Medicine
Cost of tampering
John Linklater
A recent front page article (Sunday Times, May 25) has drawn public attention to the danger of prescribing steroid hormone tablets for the purpose of diagnosing pregnancy. If a woman is not pregnant, she will usually bleed after taking the tablets, while an absence of bleeding nearly always indicates the presence of a child in the womb. Numerous assessments of this method have been published in the medical press over the past few years, from which it has become increasingly clear that there is a statistically significant increase in the proportion of seriously abnormal babies born to mothers who have been given such hormones in early pregnancy.
Notwithstanding this danger, however, about 100,000 prescriptions for hormone pregnancy testing tablets are still being issued annually, and it is therefore satisfactory to see that the Committee on Safety of Medicines has at last been nudged into activity and that it has circulated its own formal, yellow warning notice to all doctors, unequivocally stigmatising hormone pregnancy tests as potentially teratogenic.
A reason for the remarkably persistant popularity of the test in the face of earlier warnings, is that the woman who seeks most urgent confirmation of pregnancy often does so because the pregnancy is unintentional and she suspects, with some justification, that a tablet which precipitates a menstrual flow may have some abortifacient properties.

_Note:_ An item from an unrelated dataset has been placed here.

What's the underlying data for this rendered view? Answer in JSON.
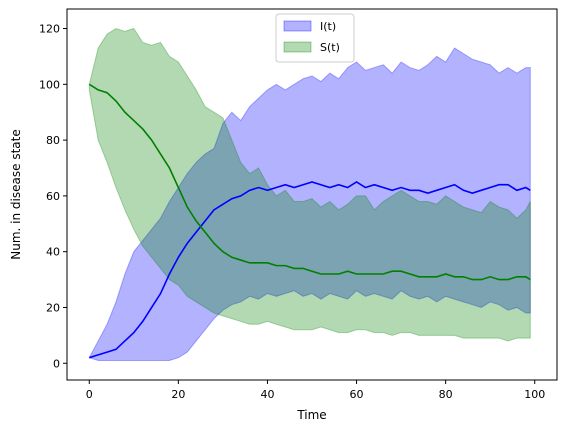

Such women therefore tend to press the doctor to prescribe a hormone test instead of testing a urine specimen. This pressure is one of the undesirable, but inevitable, consequences of an NHS structure in which the balance of control is weighed heavily in favour of the patient against the doctor. If the patient demands, the doctor will tend to supply, at least until he has conclusive, official evidence that to do so could be positively harmful.
In fact, the hormone tablets in question will continue to be advertised and used for what is termed the symptomatic treatment of amenorrhoea in the proven absence of pregnancy. To speak of treating amenorrhoea symptomatically as if the mere act of monthly bleeding were itself a necessary part of health, is misleading rubbish. A bleed induced by tablets may convincingly demonstrate medical technological skill. It may also satisfy the patient, but it has no conceivable advantage in terms of health. Healthy women of childbearing age will often miss periods without being pregnant.
Patient pressure on the doctor to treat any, and every, variation from strict average of bodily function as if it were a disease is, of course, encouraged by the Welfare State as part of the false doctrine of equal happiness attainable in a heaven upon earth. This is why, for example, a man who thinks that he is sleeping less than usual consults his instant doctor and feels deprived if he does not come away with capsules to restore his imagined fair entitlement of sleep, regardless of any side-effects or long-term disadvantages. Furthermore, to write a prescription takes only a few minutes. To delve into the reasons for a transient insomnia may take an hour, and still leave a faintly frustrated patient.
The doctor, therefore also, finds himself prescribing lotions for a trivial, adolescent acne exacerbated by long greasy hair, or for a baby's dandruff which would be better cleared with olive oil and a fine comb. The list of pointless, undesirable and even dangerous treatments is endless.
The advent of the Welfare State seems to have coincided with a progressive loss of commonsense and robust independence, and of our ability to accept the natural minor ills of the flesh. The Health Education Council would do well to publish a pamphlet to be sold in surgeries, clinics and health centres to drive this point home, showing that man, in a healthy environment with adequate stimulus and exercise and food to which he is evolutionarily adapted, rarely needs medical intervention. When the doctor does have to intervene, there is often some price to bepaid in the form of an unforeseen sideeffect or unwelcome complication.